The choppy editing is all the more conspicuous because the blueprint of the "Hive" occupies a significant space in a scene early on, only for the picture to loose all direction once inside the architecture. One moment, Alice is listening to exposition from some guy whose sister she just re-killed, and the next she's back with the group locked in a room surrounded by zombies. Another moment, Michelle Rodriguez's tough chick (yeah, I know, what a stretch for her, right) is diving for a gun underneath another horde of the walking dead; then, cut, and all of a sudden she's escaped with the rest of the remaining gang from the bitters below. Even some of the CGI is overly choppy, especially when we first see the monster recycled from the "Alien" series. As with the stunt work, quick cuts are also meant to conceal deficiencies in the visual effects. Play the score and sound effects loud enough and have Jovovich pose in various states of undress often enough, however, and, perhaps, nobody will notice or care, seems to be the logic here. Yet, worst of all are the movie's equivalent of video-game cut-scenes. With two of the main characters experiencing amnesia, the plot takes several breaks from the action to catch up on the backstory--the sort of poorly-directed bits of dullness that a gamer would likely press a button to skip in a video game so as to get back to killing zombies.

I knew there was a reason I had avoided this movie for nearly two decades now.
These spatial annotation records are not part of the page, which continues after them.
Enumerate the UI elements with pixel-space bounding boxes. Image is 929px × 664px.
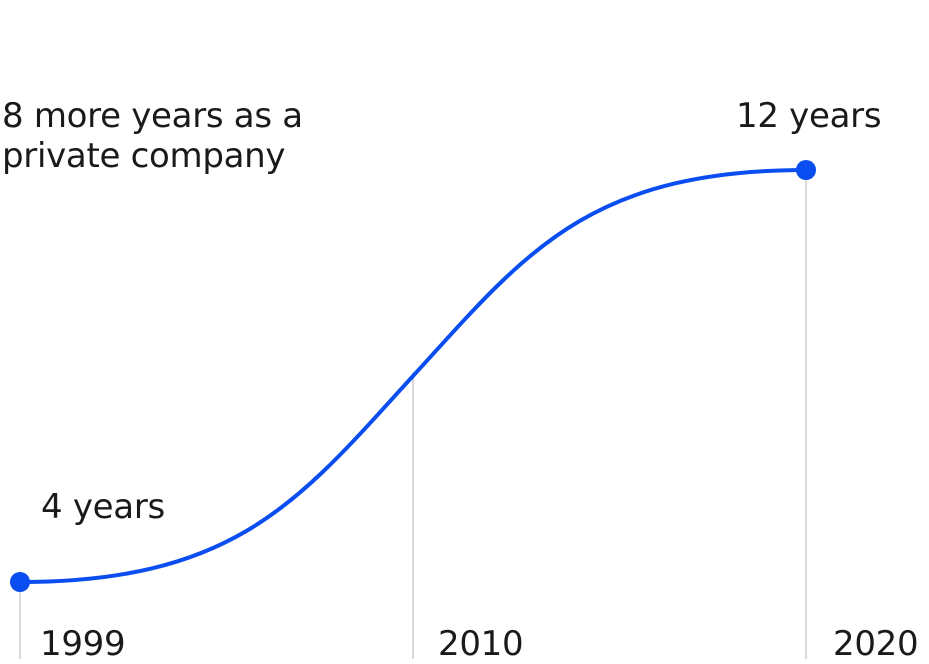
annotation-note: 8 more years as a private company <box>2 96 303 176</box>
x-tick-label-2010: 2010 <box>438 624 524 664</box>
series-line <box>18 168 808 584</box>
data-point-2020[interactable] <box>796 160 816 180</box>
annotation-end-value: 12 years <box>736 96 882 136</box>
data-point-1999[interactable] <box>10 572 30 592</box>
x-tick-label-1999: 1999 <box>40 624 126 664</box>
annotation-start-value: 4 years <box>41 487 165 527</box>
x-tick-label-2020: 2020 <box>833 624 919 664</box>
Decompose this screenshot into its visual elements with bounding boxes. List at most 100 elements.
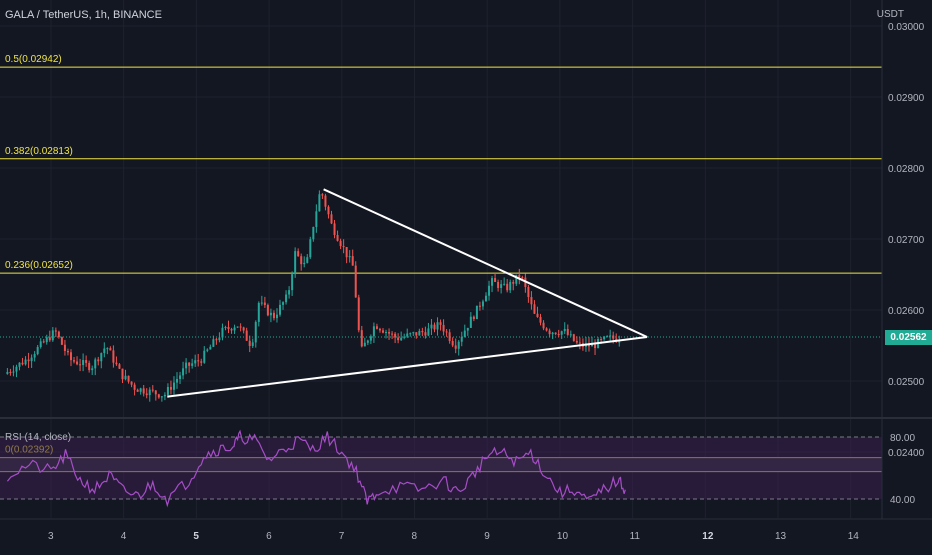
candle-body xyxy=(260,302,263,304)
candle-body xyxy=(412,332,415,334)
candle-body xyxy=(369,336,372,341)
candle-body xyxy=(257,302,260,322)
time-axis-tick-label: 13 xyxy=(775,531,787,542)
candle-body xyxy=(21,362,24,365)
candle-body xyxy=(182,368,185,376)
candle-body xyxy=(124,375,127,380)
candle-body xyxy=(42,341,45,343)
candle-body xyxy=(121,368,124,380)
candle-body xyxy=(297,251,300,257)
candle-body xyxy=(591,343,594,347)
trendline-upper xyxy=(323,188,648,338)
candle-body xyxy=(484,295,487,302)
candle-body xyxy=(527,286,530,298)
fib-level-label: 0.236(0.02652) xyxy=(5,260,73,271)
price-axis-tick-label: 0.02500 xyxy=(888,377,925,388)
candle-body xyxy=(112,350,115,363)
candle-body xyxy=(394,333,397,338)
candle-body xyxy=(239,326,242,328)
candle-body xyxy=(79,364,82,366)
time-axis-tick-label: 4 xyxy=(121,531,127,542)
candle-body xyxy=(324,195,327,207)
candle-body xyxy=(118,364,121,369)
candle-body xyxy=(97,359,100,362)
fib-level-label: 0.5(0.02942) xyxy=(5,54,62,65)
candle-body xyxy=(142,388,145,394)
candle-body xyxy=(575,340,578,343)
candle-body xyxy=(400,337,403,341)
candle-body xyxy=(300,256,303,265)
candle-body xyxy=(557,334,560,336)
candle-body xyxy=(409,333,412,335)
candle-body xyxy=(194,360,197,364)
candle-body xyxy=(436,322,439,330)
candle-body xyxy=(212,339,215,347)
candle-body xyxy=(154,390,157,395)
candle-body xyxy=(248,340,251,347)
candle-body xyxy=(315,211,318,227)
time-axis-tick-label: 7 xyxy=(339,531,345,542)
candle-body xyxy=(100,353,103,362)
candle-body xyxy=(318,194,321,212)
candle-body xyxy=(12,371,15,373)
candle-body xyxy=(127,375,130,382)
candle-body xyxy=(136,389,139,392)
candle-body xyxy=(357,297,360,331)
candle-body xyxy=(391,333,394,335)
candle-body xyxy=(500,284,503,289)
candle-body xyxy=(24,359,27,365)
candle-body xyxy=(57,331,60,338)
currency-label: USDT xyxy=(876,9,904,20)
candle-body xyxy=(309,239,312,258)
candle-body xyxy=(91,368,94,371)
candle-body xyxy=(279,304,282,315)
rsi-axis-tick-label: 80.00 xyxy=(890,433,915,444)
time-axis-tick-label: 10 xyxy=(557,531,569,542)
candle-body xyxy=(497,281,500,289)
candle-body xyxy=(403,336,406,338)
candle-body xyxy=(321,194,324,196)
candle-body xyxy=(578,342,581,344)
candle-body xyxy=(151,389,154,391)
candle-body xyxy=(515,274,518,284)
candle-body xyxy=(6,372,9,374)
rsi-axis-tick-label: 40.00 xyxy=(890,495,915,506)
candle-body xyxy=(327,206,330,215)
candle-body xyxy=(200,361,203,363)
candle-body xyxy=(481,301,484,307)
candle-body xyxy=(133,384,136,390)
candle-body xyxy=(15,366,18,372)
candle-body xyxy=(536,313,539,318)
candle-body xyxy=(336,234,339,241)
candle-body xyxy=(554,332,557,335)
candle-body xyxy=(36,346,39,355)
candle-body xyxy=(472,316,475,320)
candle-body xyxy=(491,278,494,286)
candle-body xyxy=(221,327,224,338)
candle-body xyxy=(530,297,533,305)
candle-body xyxy=(363,342,366,347)
candle-body xyxy=(263,302,266,306)
candle-body xyxy=(39,341,42,347)
time-axis-tick-label: 6 xyxy=(266,531,272,542)
time-axis-tick-label: 3 xyxy=(48,531,54,542)
candle-body xyxy=(406,333,409,337)
candle-body xyxy=(354,265,357,298)
candle-body xyxy=(242,327,245,331)
candle-body xyxy=(397,337,400,341)
candle-body xyxy=(54,330,57,332)
candle-body xyxy=(560,331,563,335)
candle-body xyxy=(215,339,218,341)
candle-body xyxy=(609,335,612,337)
candle-body xyxy=(230,329,233,331)
candle-body xyxy=(448,332,451,341)
candle-body xyxy=(542,322,545,329)
candle-body xyxy=(115,362,118,365)
price-axis-tick-label: 0.02900 xyxy=(888,93,925,104)
candle-body xyxy=(157,394,160,398)
candle-body xyxy=(166,387,169,395)
candle-body xyxy=(109,348,112,351)
candle-body xyxy=(342,246,345,248)
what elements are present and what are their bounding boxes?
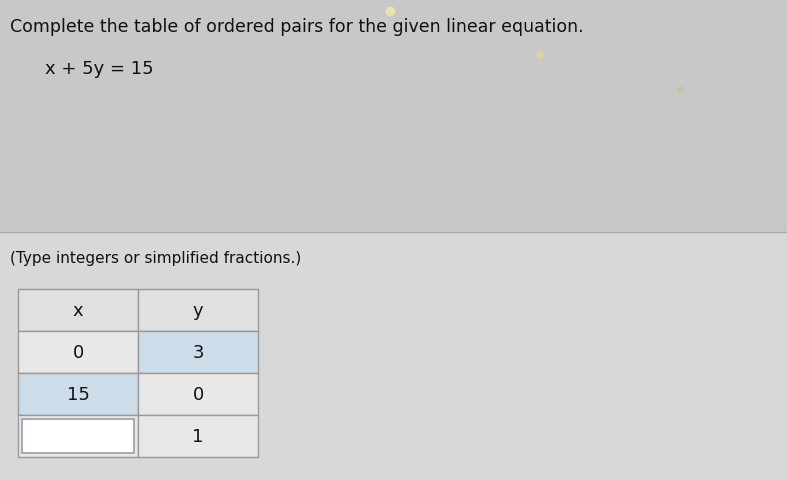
Bar [0,233,787,480]
Bar [18,331,138,373]
Text: x + 5y = 15: x + 5y = 15 [45,60,153,78]
Bar [18,373,138,415]
Bar [138,373,258,415]
Text: (Type integers or simplified fractions.): (Type integers or simplified fractions.) [10,251,301,266]
Bar [22,419,134,453]
Text: x: x [72,301,83,319]
Bar [18,289,138,331]
Text: 15: 15 [67,385,90,403]
Bar [138,289,258,331]
Text: Complete the table of ordered pairs for the given linear equation.: Complete the table of ordered pairs for … [10,18,584,36]
Text: 3: 3 [192,343,204,361]
Bar [138,331,258,373]
Bar [18,415,138,457]
Text: y: y [193,301,203,319]
Bar [138,415,258,457]
Text: 0: 0 [72,343,83,361]
Text: 1: 1 [192,427,204,445]
Text: 0: 0 [192,385,204,403]
Bar [0,0,787,233]
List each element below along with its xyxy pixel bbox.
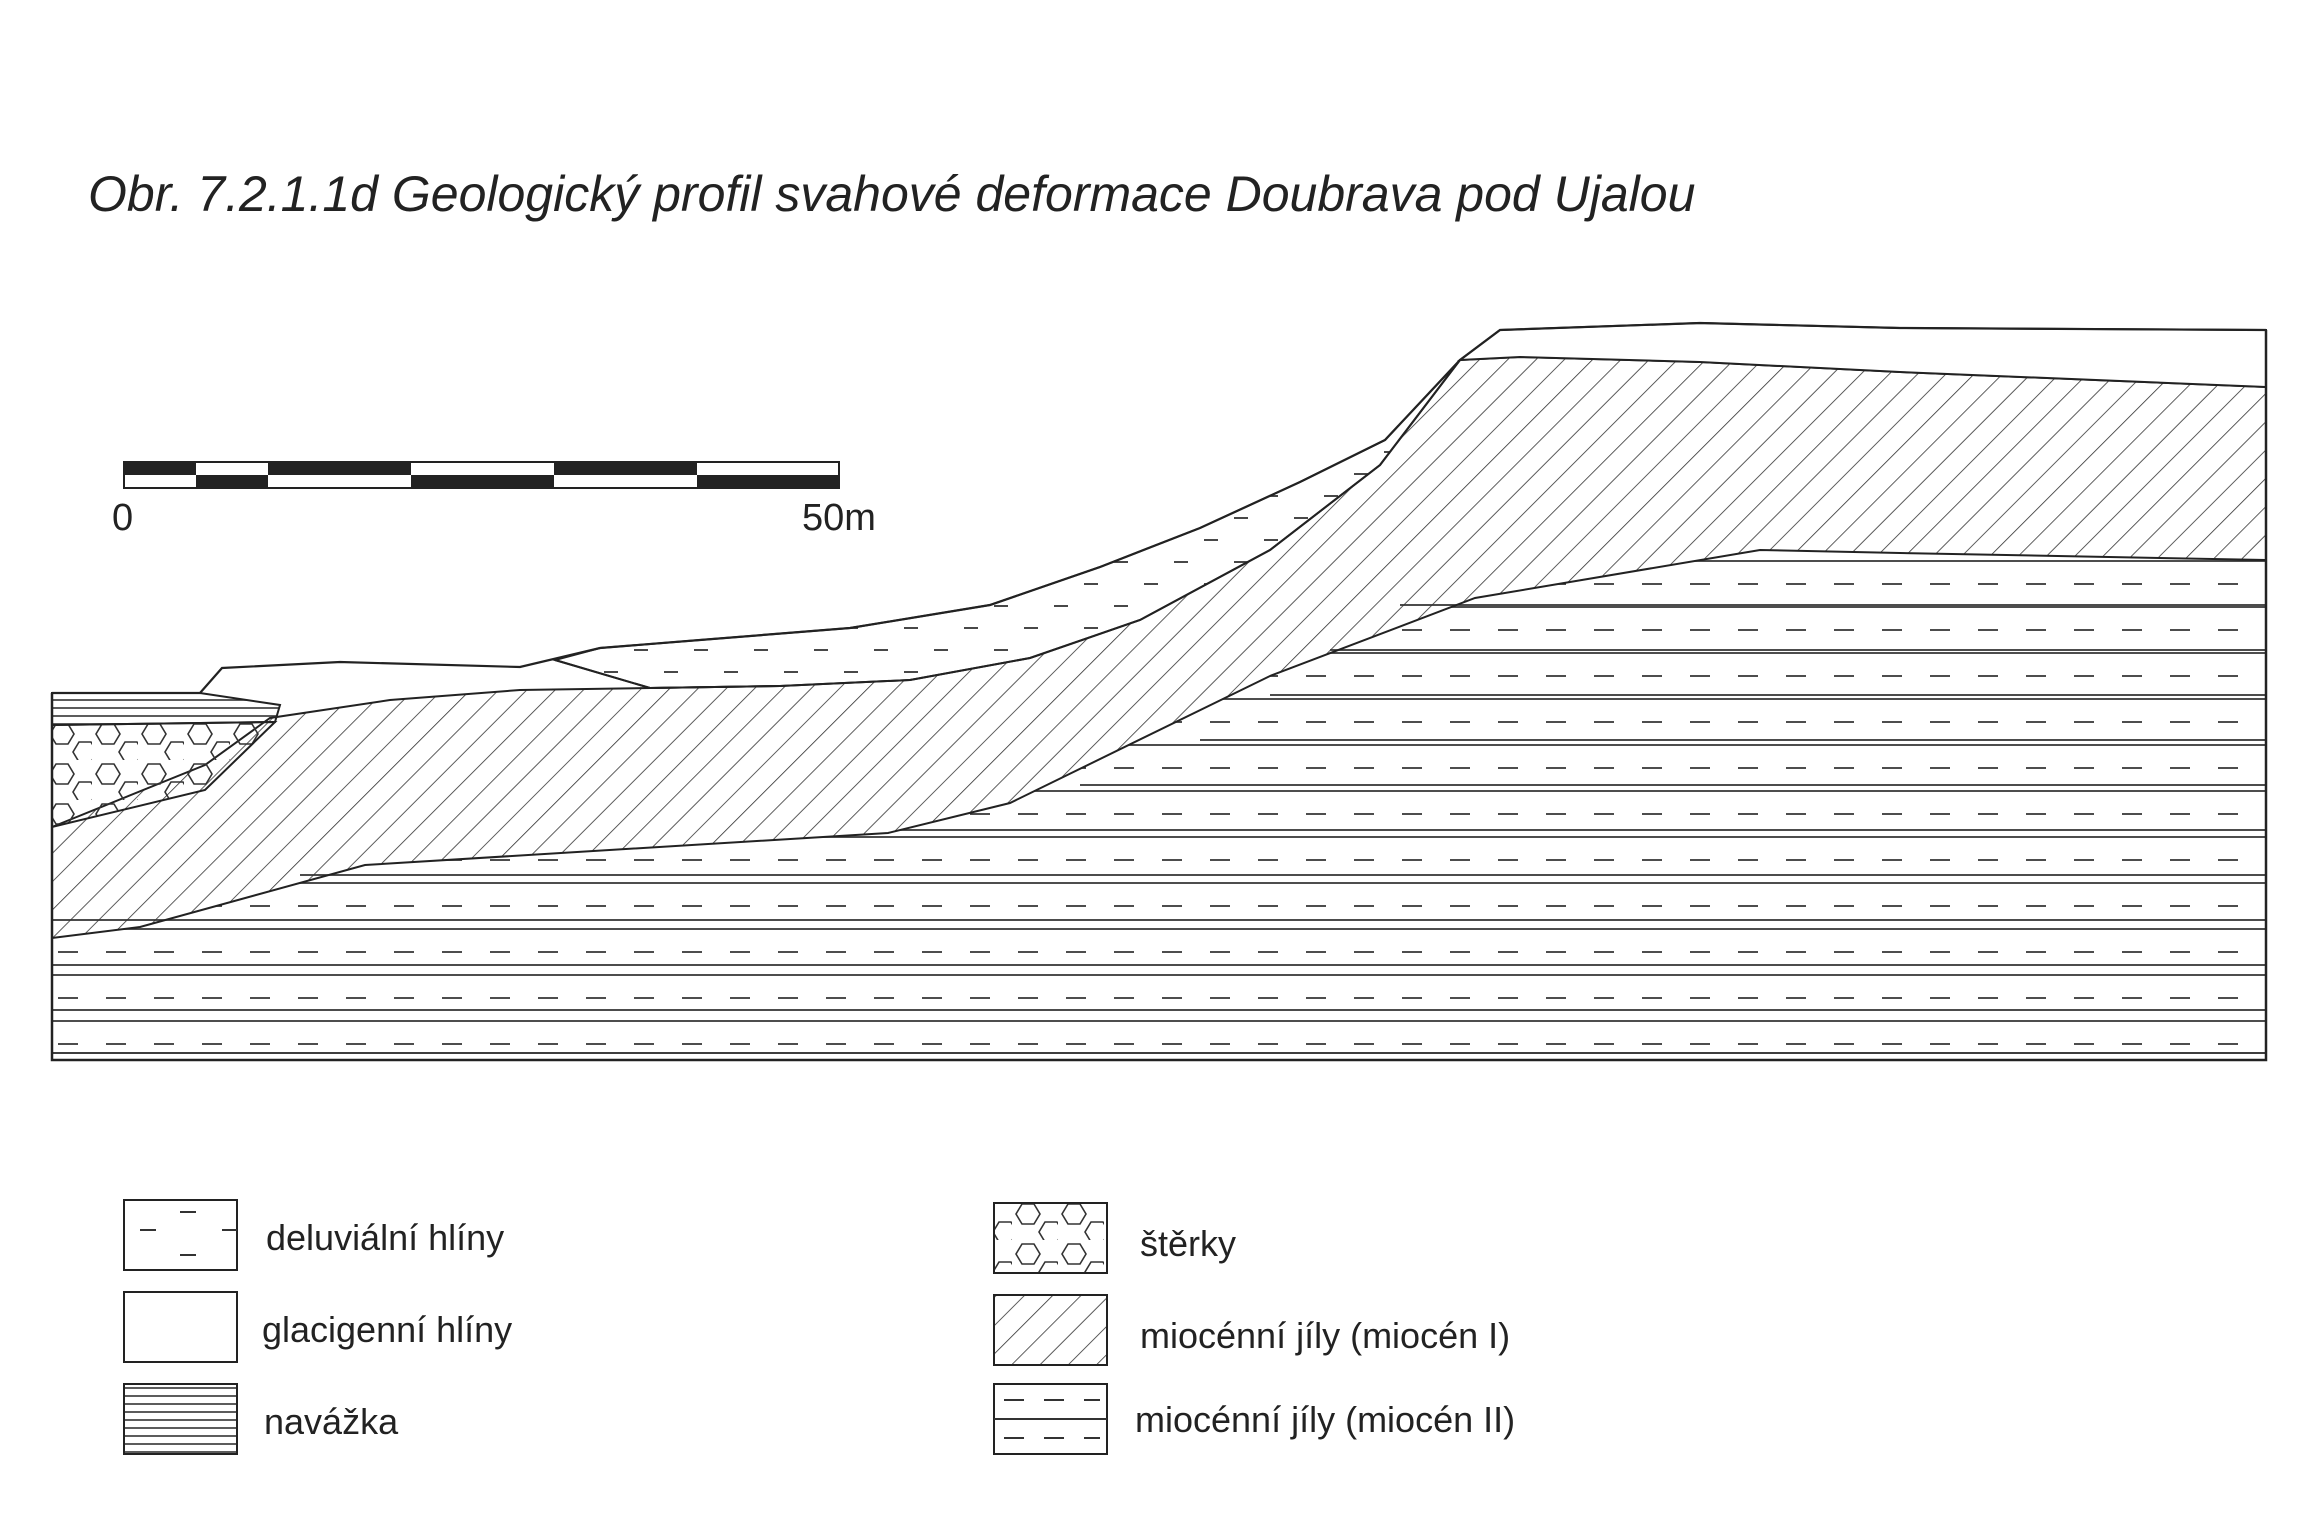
legend-label-miocen-ii: miocénní jíly (miocén II) [1135,1399,1515,1440]
legend-label-navazka: navážka [264,1401,399,1442]
legend-item-deluvialni: deluviální hlíny [123,1199,504,1271]
cross-section [50,321,2268,1062]
legend-label-glacigenni: glacigenní hlíny [262,1309,512,1350]
miocen-ii-layer [52,550,2266,1055]
bedding-lines [52,604,2266,1011]
scale-end-label: 50m [802,497,876,539]
legend-item-sterky: štěrky [993,1202,1236,1274]
legend-label-deluvialni: deluviální hlíny [266,1217,504,1258]
legend: deluviální hlíny glacigenní hlíny navážk… [123,1199,1515,1455]
legend-label-sterky: štěrky [1140,1223,1236,1264]
terrain-surface [52,321,2267,695]
legend-item-miocen-i: miocénní jíly (miocén I) [993,1294,1510,1366]
legend-item-navazka: navážka [123,1383,399,1455]
legend-item-miocen-ii: miocénní jíly (miocén II) [993,1383,1515,1455]
figure-title: Obr. 7.2.1.1d Geologický profil svahové … [88,166,1696,222]
scale-bar: 0 50m [112,461,876,539]
legend-item-glacigenni: glacigenní hlíny [123,1291,512,1363]
legend-label-miocen-i: miocénní jíly (miocén I) [1140,1315,1510,1356]
navazka-layer [51,692,282,727]
scale-start-label: 0 [112,497,133,539]
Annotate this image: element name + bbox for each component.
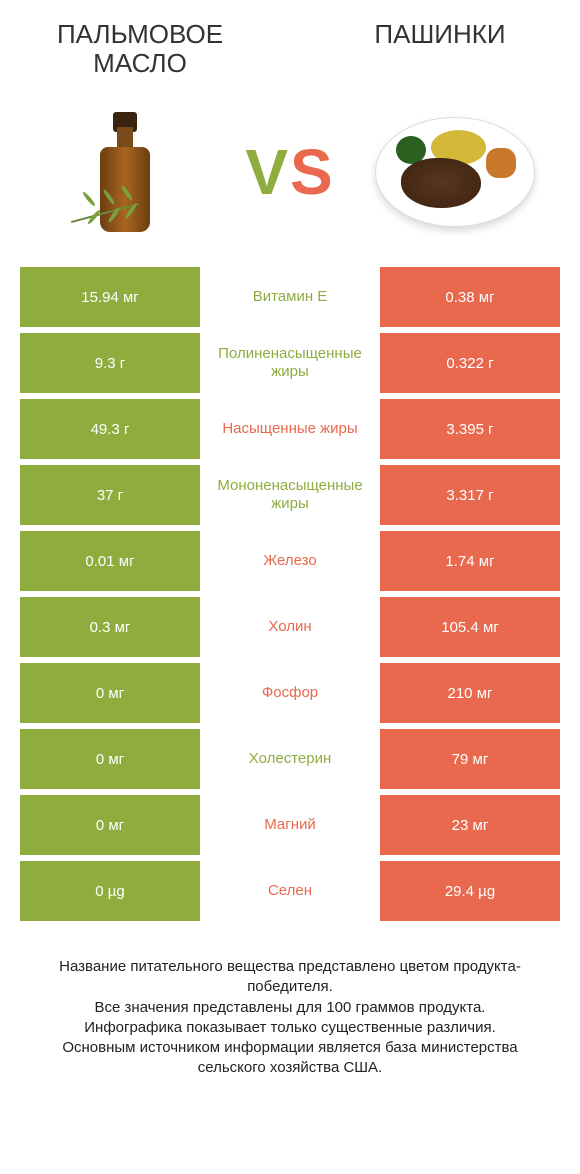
table-row: 0 мгХолестерин79 мг (20, 729, 560, 789)
nutrient-label: Селен (200, 861, 380, 921)
nutrient-label: Фосфор (200, 663, 380, 723)
value-right: 0.322 г (380, 333, 560, 393)
value-right: 79 мг (380, 729, 560, 789)
vs-label: VS (245, 135, 334, 209)
value-left: 0 мг (20, 729, 200, 789)
value-left: 0 мг (20, 663, 200, 723)
table-row: 37 гМононенасыщенные жиры3.317 г (20, 465, 560, 525)
product-right-title: ПАШИНКИ (340, 20, 540, 77)
value-left: 0 мг (20, 795, 200, 855)
nutrient-label: Холин (200, 597, 380, 657)
product-left-title: ПАЛЬМОВОЕ МАСЛО (40, 20, 240, 77)
value-right: 0.38 мг (380, 267, 560, 327)
header: ПАЛЬМОВОЕ МАСЛО ПАШИНКИ (0, 0, 580, 87)
nutrient-label: Полиненасыщенные жиры (200, 333, 380, 393)
table-row: 49.3 гНасыщенные жиры3.395 г (20, 399, 560, 459)
nutrient-label: Железо (200, 531, 380, 591)
value-right: 1.74 мг (380, 531, 560, 591)
nutrient-label: Магний (200, 795, 380, 855)
value-left: 0 µg (20, 861, 200, 921)
product-left-image (40, 97, 210, 247)
table-row: 0 мгМагний23 мг (20, 795, 560, 855)
table-row: 0 мгФосфор210 мг (20, 663, 560, 723)
nutrient-label: Насыщенные жиры (200, 399, 380, 459)
value-left: 0.3 мг (20, 597, 200, 657)
table-row: 0.01 мгЖелезо1.74 мг (20, 531, 560, 591)
table-row: 0 µgСелен29.4 µg (20, 861, 560, 921)
value-left: 0.01 мг (20, 531, 200, 591)
oil-bottle-icon (100, 112, 150, 232)
table-row: 0.3 мгХолин105.4 мг (20, 597, 560, 657)
comparison-row: VS (0, 87, 580, 267)
value-right: 3.395 г (380, 399, 560, 459)
value-right: 29.4 µg (380, 861, 560, 921)
value-right: 23 мг (380, 795, 560, 855)
footer-line: Основным источником информации является … (30, 1038, 550, 1079)
nutrient-label: Мононенасыщенные жиры (200, 465, 380, 525)
nutrient-label: Витамин E (200, 267, 380, 327)
value-left: 49.3 г (20, 399, 200, 459)
nutrient-label: Холестерин (200, 729, 380, 789)
vs-s: S (290, 136, 335, 208)
value-right: 3.317 г (380, 465, 560, 525)
footer-line: Все значения представлены для 100 граммо… (30, 998, 550, 1018)
footer-notes: Название питательного вещества представл… (0, 927, 580, 1079)
table-row: 9.3 гПолиненасыщенные жиры0.322 г (20, 333, 560, 393)
nutrition-table: 15.94 мгВитамин E0.38 мг9.3 гПолиненасыщ… (0, 267, 580, 921)
footer-line: Инфографика показывает только существенн… (30, 1018, 550, 1038)
value-left: 37 г (20, 465, 200, 525)
steak-plate-icon (375, 117, 535, 227)
table-row: 15.94 мгВитамин E0.38 мг (20, 267, 560, 327)
value-right: 210 мг (380, 663, 560, 723)
product-right-image (370, 97, 540, 247)
vs-v: V (245, 136, 290, 208)
value-left: 15.94 мг (20, 267, 200, 327)
footer-line: Название питательного вещества представл… (30, 957, 550, 998)
value-right: 105.4 мг (380, 597, 560, 657)
value-left: 9.3 г (20, 333, 200, 393)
I only came to it now for the references to Carroll's Alice books. Unfortunately, like everything else here, these are trite. Besides a protagonist named "Alice," who awakens from a state of unconsciousness, there's the AI's little girl avatar, and the AI itself is called the "Red Queen," although it really should've been named "HAL 9000," for how much it rips off yet another far better film, "2001: A Space Odyssey" (1968). "Resident Evil" is rubbish. I think I'll continue to pass on the inexplicably-made sequels.